By Durga Chakravarty
Hong Kong, Feb 20 (IANS) Want to know how exactly feeding penguins or watching the world's oldest panda eat or play around feels like? One can be witness to all the excitement at the Ocean Park, a marine mammal park and animal theme park here.
Home to over 20 species of penguins, including king penguins, rockhopper penguins and gentoo penguins, the Ocean Park also offers an encounter element for visitors who like to get up, close and be personal with them.
This starts with a brief educational class and an interactive session about the flightless bird, which is mostly found in the Antarctica region.
Once the 15-minute class gets over, visitors are given sterilised clothing, boots, gloves and goggles. After entering the area visitors are allowed to pet the penguins and also feed them fish.

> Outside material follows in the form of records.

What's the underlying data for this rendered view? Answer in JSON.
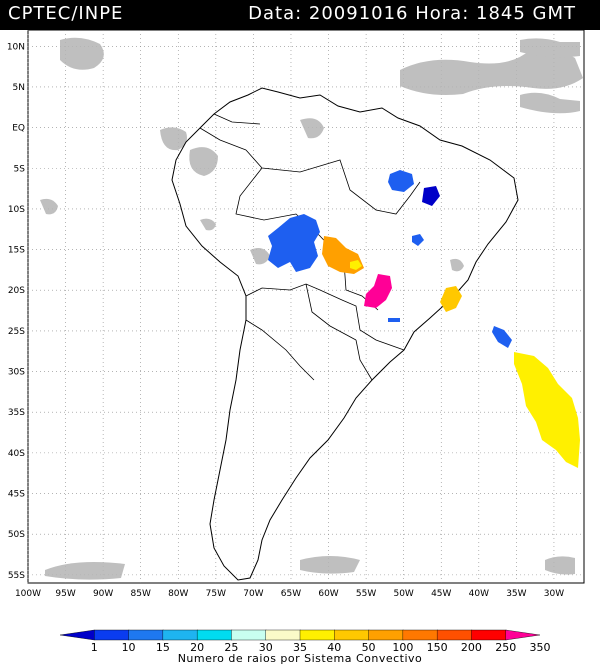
{
  "header": {
    "source": "CPTEC/INPE",
    "date_time": "Data: 20091016 Hora: 1845 GMT"
  },
  "map": {
    "lat_labels": [
      "10N",
      "5N",
      "EQ",
      "5S",
      "10S",
      "15S",
      "20S",
      "25S",
      "30S",
      "35S",
      "40S",
      "45S",
      "50S",
      "55S"
    ],
    "lon_labels": [
      "100W",
      "95W",
      "90W",
      "85W",
      "80W",
      "75W",
      "70W",
      "65W",
      "60W",
      "55W",
      "50W",
      "45W",
      "40W",
      "35W",
      "30W"
    ],
    "lon_range": [
      -100,
      -26
    ],
    "lat_range": [
      -56,
      12
    ],
    "grid": "dotted"
  },
  "colorbar": {
    "title": "Numero de raios por Sistema Convectivo",
    "ticks": [
      "1",
      "10",
      "15",
      "20",
      "25",
      "30",
      "35",
      "40",
      "50",
      "100",
      "150",
      "200",
      "250",
      "350"
    ],
    "colors": [
      "#0000c8",
      "#0a3cf0",
      "#1e78f0",
      "#1eb4f0",
      "#00dcf0",
      "#c8fff0",
      "#fafac8",
      "#fff000",
      "#ffc800",
      "#ffa000",
      "#ff7800",
      "#ff5000",
      "#ff0000",
      "#ff0096"
    ]
  },
  "convective_systems": [
    {
      "name": "amazon-west-cluster",
      "color": "#1e5ff0",
      "lon": -64.5,
      "lat": -14.5
    },
    {
      "name": "mato-grosso-cluster",
      "color": "#ffa000",
      "lon": -60,
      "lat": -15.5
    },
    {
      "name": "paraguay-cluster",
      "color": "#ff0096",
      "lon": -54.5,
      "lat": -20
    },
    {
      "name": "minas-cluster",
      "color": "#ffc800",
      "lon": -43.5,
      "lat": -20.5
    },
    {
      "name": "northeast-cluster",
      "color": "#1e5ff0",
      "lon": -49,
      "lat": -6.5
    },
    {
      "name": "bahia-cluster",
      "color": "#0000c8",
      "lon": -45.5,
      "lat": -8.5
    },
    {
      "name": "atlantic-band",
      "color": "#fff000",
      "lon": -32,
      "lat": -34
    }
  ]
}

The penguin exhibit replicates the environs in Antarctica keeping in mind their habitat. It focusses on humans lowering the carbon footprint that affects animals living in icy habitats, by pledging to reduce, recycle, reuse and save energy, among other issues.
But that's not all.
The theme park is not just limited to penguins, sea lions and dolphins. Spread across 91.5 hectares of land in the south Hong Kong island region, it is also a home to several exotic and endangered animals like the giant pandas, the Sichuan golden snub-nosed monkey, sea otters, red pandas and koala bears.
The park is known to have four giant pandas - with two, Jia Jia and An An, being the oldest.
The endangered golden monkey is said to be a gift from a Chinese province.
The theme park also offers 27 rides of myriad intensities, and a gigantic aquarium that boasts about 5,000 fish of over 400 species such as the hammerhead shark, giant crabs, giant Pacific octopus and the mantaray, to name just a few.
How many people does it take to run such a park?
"We have over 2,400 people working for us," its chief executive, Tom Mehrmann, told a visiting IANS correspondent.
India is a huge market for Ocean Park.
"I may be slightly off on the numbers, but in 2014 about 550,000 people from India came to Hong Kong. About 50 percent of that number came to Ocean Park; so it tells us India is a critically important market," Mehermann added.